Class GraphIndexBuilder<T>

java.lang.Object
io.github.jbellis.jvector.graph.GraphIndexBuilder<T>
Type Parameters:
T - the type of vector

public class GraphIndexBuilder<T> extends Object
Builder for Concurrent GraphIndex. See GraphIndex for a high level overview, and the comments to `addGraphNode` for details on the concurrent building approach.
  • Constructor Details

    • GraphIndexBuilder

      public GraphIndexBuilder(RandomAccessVectorValues<T> vectorValues, VectorEncoding vectorEncoding, VectorSimilarityFunction similarityFunction, int M, int beamWidth, float neighborOverflow, float alpha)
      Reads all the vectors from vector values, builds a graph connecting them by their dense ordinals, using the given hyperparameter settings, and returns the resulting graph.
      Parameters:
      vectorValues - the vectors whose relations are represented by the graph - must provide a different view over those vectors than the one used to add via addGraphNode.
      M - – the maximum number of connections a node can have
      beamWidth - the size of the beam search to use when finding nearest neighbors.
      neighborOverflow - the ratio of extra neighbors to allow temporarily when inserting a node. larger values will build more efficiently, but use more memory.
      alpha - how aggressive pruning diverse neighbors should be. Set alpha > 1.0 to allow longer edges. If alpha = 1.0 then the equivalent of the lowest level of an HNSW graph will be created, which is usually not what you want.
  • Method Details

    • build

      public OnHeapGraphIndex<T> build()
    • complete

      public void complete()
    • getGraph

      public OnHeapGraphIndex<T> getGraph()
    • insertsInProgress

      public int insertsInProgress()
      Number of inserts in progress, across all threads.
    • addGraphNode

      public long addGraphNode(int node, RandomAccessVectorValues<T> vectors)
      Inserts a node with the given vector value to the graph.

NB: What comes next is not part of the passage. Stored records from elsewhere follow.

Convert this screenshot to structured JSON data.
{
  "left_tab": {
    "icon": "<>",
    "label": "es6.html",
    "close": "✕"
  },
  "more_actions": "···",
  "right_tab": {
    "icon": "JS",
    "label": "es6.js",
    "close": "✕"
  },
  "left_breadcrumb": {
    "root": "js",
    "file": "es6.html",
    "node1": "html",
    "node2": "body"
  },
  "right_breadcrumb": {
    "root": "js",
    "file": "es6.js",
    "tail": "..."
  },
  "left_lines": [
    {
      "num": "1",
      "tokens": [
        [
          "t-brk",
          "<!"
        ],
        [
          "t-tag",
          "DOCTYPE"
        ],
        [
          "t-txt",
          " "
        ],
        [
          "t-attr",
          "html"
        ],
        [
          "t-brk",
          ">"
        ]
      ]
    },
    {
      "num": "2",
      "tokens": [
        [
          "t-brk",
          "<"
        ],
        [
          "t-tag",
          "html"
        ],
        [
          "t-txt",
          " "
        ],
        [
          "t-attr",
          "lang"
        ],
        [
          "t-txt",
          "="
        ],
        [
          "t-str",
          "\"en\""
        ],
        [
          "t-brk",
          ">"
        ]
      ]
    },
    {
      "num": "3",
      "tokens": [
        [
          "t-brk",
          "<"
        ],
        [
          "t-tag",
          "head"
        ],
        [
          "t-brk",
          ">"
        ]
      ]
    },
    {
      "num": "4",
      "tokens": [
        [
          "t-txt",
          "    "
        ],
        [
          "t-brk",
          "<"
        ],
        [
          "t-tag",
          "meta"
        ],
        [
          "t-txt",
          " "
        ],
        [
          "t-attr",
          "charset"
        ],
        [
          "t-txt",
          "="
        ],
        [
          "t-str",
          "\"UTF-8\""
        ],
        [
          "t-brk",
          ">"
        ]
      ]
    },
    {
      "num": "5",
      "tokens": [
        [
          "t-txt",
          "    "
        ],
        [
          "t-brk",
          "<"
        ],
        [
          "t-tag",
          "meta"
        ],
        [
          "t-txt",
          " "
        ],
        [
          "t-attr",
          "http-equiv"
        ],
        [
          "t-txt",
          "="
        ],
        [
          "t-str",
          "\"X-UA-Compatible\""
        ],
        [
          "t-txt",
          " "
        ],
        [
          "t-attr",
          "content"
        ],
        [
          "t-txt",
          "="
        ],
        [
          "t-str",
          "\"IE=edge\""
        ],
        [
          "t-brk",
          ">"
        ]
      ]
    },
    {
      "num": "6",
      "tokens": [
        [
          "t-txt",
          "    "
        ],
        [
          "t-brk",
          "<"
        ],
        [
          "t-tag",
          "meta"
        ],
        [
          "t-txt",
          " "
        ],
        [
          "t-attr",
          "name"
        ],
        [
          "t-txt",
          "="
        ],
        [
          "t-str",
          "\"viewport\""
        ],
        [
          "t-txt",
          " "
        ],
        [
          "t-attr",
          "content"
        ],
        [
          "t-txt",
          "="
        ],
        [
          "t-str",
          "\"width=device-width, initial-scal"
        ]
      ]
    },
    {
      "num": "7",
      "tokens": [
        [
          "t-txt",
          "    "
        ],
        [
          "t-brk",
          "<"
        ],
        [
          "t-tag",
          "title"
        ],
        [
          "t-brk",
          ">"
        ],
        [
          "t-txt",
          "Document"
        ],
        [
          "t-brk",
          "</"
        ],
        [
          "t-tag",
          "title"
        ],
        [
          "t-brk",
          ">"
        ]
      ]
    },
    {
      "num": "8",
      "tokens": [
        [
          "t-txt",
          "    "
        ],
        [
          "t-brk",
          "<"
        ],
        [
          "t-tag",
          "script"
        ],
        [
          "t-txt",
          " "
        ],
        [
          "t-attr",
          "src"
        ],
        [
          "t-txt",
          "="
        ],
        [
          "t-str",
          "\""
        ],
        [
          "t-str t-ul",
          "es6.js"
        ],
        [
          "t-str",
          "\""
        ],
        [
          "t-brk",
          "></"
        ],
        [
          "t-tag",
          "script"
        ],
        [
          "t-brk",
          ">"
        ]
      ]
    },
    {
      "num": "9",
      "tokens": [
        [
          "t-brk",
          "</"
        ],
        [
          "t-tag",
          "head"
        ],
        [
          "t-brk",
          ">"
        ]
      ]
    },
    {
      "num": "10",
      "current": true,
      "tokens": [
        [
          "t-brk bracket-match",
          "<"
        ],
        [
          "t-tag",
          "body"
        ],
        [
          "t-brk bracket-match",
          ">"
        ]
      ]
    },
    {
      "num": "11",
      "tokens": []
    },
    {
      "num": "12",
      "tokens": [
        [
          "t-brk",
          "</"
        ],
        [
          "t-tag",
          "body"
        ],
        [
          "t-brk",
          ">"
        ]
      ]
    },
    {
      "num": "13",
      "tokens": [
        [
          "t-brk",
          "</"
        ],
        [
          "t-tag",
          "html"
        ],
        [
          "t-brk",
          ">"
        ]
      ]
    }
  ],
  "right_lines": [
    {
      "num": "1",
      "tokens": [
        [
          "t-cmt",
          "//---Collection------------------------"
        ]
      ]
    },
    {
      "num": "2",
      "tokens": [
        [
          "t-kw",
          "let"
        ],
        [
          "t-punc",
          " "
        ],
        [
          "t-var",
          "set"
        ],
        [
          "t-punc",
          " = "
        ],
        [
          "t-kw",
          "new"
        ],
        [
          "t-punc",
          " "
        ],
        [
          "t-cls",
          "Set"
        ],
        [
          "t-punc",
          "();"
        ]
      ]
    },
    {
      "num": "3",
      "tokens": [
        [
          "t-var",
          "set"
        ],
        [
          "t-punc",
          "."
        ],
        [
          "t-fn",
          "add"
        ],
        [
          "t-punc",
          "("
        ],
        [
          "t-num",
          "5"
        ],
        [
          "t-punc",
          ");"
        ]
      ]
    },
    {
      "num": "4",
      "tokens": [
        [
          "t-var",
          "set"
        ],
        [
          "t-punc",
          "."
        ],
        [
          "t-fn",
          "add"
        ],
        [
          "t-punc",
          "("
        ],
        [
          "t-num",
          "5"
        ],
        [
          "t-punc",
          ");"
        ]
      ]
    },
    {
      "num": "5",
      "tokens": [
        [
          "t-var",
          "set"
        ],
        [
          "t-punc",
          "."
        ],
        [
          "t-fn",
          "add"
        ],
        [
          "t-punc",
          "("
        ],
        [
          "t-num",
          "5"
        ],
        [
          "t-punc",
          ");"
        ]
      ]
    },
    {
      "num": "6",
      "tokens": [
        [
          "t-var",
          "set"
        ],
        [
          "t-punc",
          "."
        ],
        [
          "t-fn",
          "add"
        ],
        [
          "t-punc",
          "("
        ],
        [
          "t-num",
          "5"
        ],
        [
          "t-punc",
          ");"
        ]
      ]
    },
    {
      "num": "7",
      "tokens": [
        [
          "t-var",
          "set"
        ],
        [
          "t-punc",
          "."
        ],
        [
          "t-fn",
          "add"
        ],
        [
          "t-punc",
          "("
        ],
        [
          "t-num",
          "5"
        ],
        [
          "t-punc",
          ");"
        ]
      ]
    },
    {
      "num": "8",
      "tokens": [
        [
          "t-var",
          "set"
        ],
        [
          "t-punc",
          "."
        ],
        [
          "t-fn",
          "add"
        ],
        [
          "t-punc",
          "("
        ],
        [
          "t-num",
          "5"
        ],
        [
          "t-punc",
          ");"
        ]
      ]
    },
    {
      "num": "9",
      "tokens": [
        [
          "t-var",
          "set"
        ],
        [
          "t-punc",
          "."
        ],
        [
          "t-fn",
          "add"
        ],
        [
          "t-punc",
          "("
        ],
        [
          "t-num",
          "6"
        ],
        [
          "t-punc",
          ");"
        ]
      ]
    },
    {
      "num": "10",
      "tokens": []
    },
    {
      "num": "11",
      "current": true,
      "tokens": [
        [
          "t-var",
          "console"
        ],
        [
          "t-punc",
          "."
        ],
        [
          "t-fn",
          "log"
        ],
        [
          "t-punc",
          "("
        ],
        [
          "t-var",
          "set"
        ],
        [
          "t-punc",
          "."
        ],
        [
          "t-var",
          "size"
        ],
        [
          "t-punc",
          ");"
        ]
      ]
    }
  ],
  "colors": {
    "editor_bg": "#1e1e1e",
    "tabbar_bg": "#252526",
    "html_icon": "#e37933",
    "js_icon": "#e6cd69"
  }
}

      To allow correctness under concurrency, we track in-progress updates in a ConcurrentSkipListSet. After adding ourselves, we take a snapshot of this set, and consider all other in-progress updates as neighbor candidates.

      Parameters:
      node - the node ID to add
      vectors - the set of vectors
      Returns:
      an estimate of the number of extra bytes used by the graph after adding the given node
    • scoreBetween

      protected float scoreBetween(T v1, T v2)